Every day that this Bill is delayed is another day the tobacco and nicotine industry has to recruit a new generation of users.
Members of Parliament must ask themselves a simple question: Who benefits from delay?
It is not parents.
It is not teachers.
It is not children.
It is not youth
It is definitely not public health.
Every delay benefits the tobacco and nicotine industry and comes at a cost to public health.
While action is postponed, the industry continues to expand its reach, recruit new users, and profit from addiction, while Kenyan families bear the health, social, and economic consequences.
The tobacco and nicotine industry is adapting faster than our laws. Our parliament now has both an opportunity and a responsibility to respond!
Years from now, Kenyans will not remember every speech made about this Bill. They will remember whether Parliament acted when the warning signs were impossible to ignore.
They will remember whether leaders chose to protect children from addiction or allowed industry interests to prevail.
The growing presence of e-cigarettes such as vapes and nicotine pouches in our schools is a warning. The reality that some Kenyan children are exposed to tobacco and nicotine products as young as six years old is a warning. The aggressive campaign against this Bill is a clear warning.
Every delay gives the tobacco and nicotine industry more time to recruit new users and grow its profits at the expense of public health.

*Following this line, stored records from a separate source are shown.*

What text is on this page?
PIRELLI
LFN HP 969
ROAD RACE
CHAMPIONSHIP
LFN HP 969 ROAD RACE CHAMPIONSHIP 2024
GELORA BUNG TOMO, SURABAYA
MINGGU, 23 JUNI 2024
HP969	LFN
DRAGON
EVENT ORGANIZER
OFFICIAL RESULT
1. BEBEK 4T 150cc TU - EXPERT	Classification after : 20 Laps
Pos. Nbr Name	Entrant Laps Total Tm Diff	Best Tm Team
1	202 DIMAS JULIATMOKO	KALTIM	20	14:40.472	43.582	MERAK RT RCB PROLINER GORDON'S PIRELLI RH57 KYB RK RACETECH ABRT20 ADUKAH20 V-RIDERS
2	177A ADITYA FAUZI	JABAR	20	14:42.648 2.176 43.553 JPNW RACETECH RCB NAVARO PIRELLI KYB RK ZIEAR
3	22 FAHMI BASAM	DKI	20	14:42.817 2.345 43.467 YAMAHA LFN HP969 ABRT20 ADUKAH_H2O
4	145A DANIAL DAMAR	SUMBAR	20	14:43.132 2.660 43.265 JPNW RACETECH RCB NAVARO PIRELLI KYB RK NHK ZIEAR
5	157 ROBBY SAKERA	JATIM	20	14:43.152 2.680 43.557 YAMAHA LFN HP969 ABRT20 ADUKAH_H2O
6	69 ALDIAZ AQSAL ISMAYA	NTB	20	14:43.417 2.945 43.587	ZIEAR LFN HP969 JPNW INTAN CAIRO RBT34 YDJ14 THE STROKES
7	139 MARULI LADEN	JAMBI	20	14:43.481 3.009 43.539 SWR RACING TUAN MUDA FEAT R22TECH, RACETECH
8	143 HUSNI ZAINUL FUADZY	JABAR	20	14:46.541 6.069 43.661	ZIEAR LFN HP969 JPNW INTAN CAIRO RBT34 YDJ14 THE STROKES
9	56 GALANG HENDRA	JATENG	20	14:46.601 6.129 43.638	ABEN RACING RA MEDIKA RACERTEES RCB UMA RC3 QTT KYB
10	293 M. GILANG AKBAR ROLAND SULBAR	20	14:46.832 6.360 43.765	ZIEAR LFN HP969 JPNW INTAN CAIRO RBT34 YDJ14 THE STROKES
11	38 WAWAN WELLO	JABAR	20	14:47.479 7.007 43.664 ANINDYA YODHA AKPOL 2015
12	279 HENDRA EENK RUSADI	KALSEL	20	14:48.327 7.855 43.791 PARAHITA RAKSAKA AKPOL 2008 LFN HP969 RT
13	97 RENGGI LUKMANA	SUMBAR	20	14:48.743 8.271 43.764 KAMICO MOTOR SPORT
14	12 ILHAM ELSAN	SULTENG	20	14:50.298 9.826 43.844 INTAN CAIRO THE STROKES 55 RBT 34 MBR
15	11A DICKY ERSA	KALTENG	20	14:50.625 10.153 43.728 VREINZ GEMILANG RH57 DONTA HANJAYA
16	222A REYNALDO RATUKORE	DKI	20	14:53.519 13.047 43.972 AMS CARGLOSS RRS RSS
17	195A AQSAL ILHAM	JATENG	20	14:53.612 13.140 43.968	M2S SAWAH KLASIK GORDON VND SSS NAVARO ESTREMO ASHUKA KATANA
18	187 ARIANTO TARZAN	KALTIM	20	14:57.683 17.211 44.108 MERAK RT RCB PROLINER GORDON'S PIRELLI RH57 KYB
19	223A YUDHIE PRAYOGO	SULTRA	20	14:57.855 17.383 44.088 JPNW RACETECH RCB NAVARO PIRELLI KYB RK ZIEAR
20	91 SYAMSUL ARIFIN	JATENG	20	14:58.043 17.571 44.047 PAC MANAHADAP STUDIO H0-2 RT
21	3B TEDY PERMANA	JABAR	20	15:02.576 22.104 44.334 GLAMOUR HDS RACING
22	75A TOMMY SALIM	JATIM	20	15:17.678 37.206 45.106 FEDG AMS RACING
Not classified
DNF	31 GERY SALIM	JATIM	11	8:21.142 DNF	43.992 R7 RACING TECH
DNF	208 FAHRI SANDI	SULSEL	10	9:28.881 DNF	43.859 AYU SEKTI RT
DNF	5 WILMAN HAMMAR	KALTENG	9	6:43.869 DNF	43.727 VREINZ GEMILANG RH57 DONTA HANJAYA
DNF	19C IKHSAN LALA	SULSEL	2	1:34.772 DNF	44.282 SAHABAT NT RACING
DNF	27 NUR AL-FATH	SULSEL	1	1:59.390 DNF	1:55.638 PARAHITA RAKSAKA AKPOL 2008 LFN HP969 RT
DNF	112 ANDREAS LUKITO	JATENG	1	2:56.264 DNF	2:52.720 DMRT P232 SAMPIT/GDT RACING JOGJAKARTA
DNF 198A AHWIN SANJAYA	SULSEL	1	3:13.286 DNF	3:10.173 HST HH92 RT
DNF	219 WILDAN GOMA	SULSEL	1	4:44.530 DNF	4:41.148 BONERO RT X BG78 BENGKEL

Kenya has never shied away from bold action when the health and wellbeing of its people are at stake. This moment should be no different.
We call upon the National Assembly to fast-track and pass the Tobacco Control (Amendment) Bill, 2024 in its strongest possible form.
The health of our children and youth cannot wait. The protection of future generations cannot wait.
Parliament must act, and act swiftly.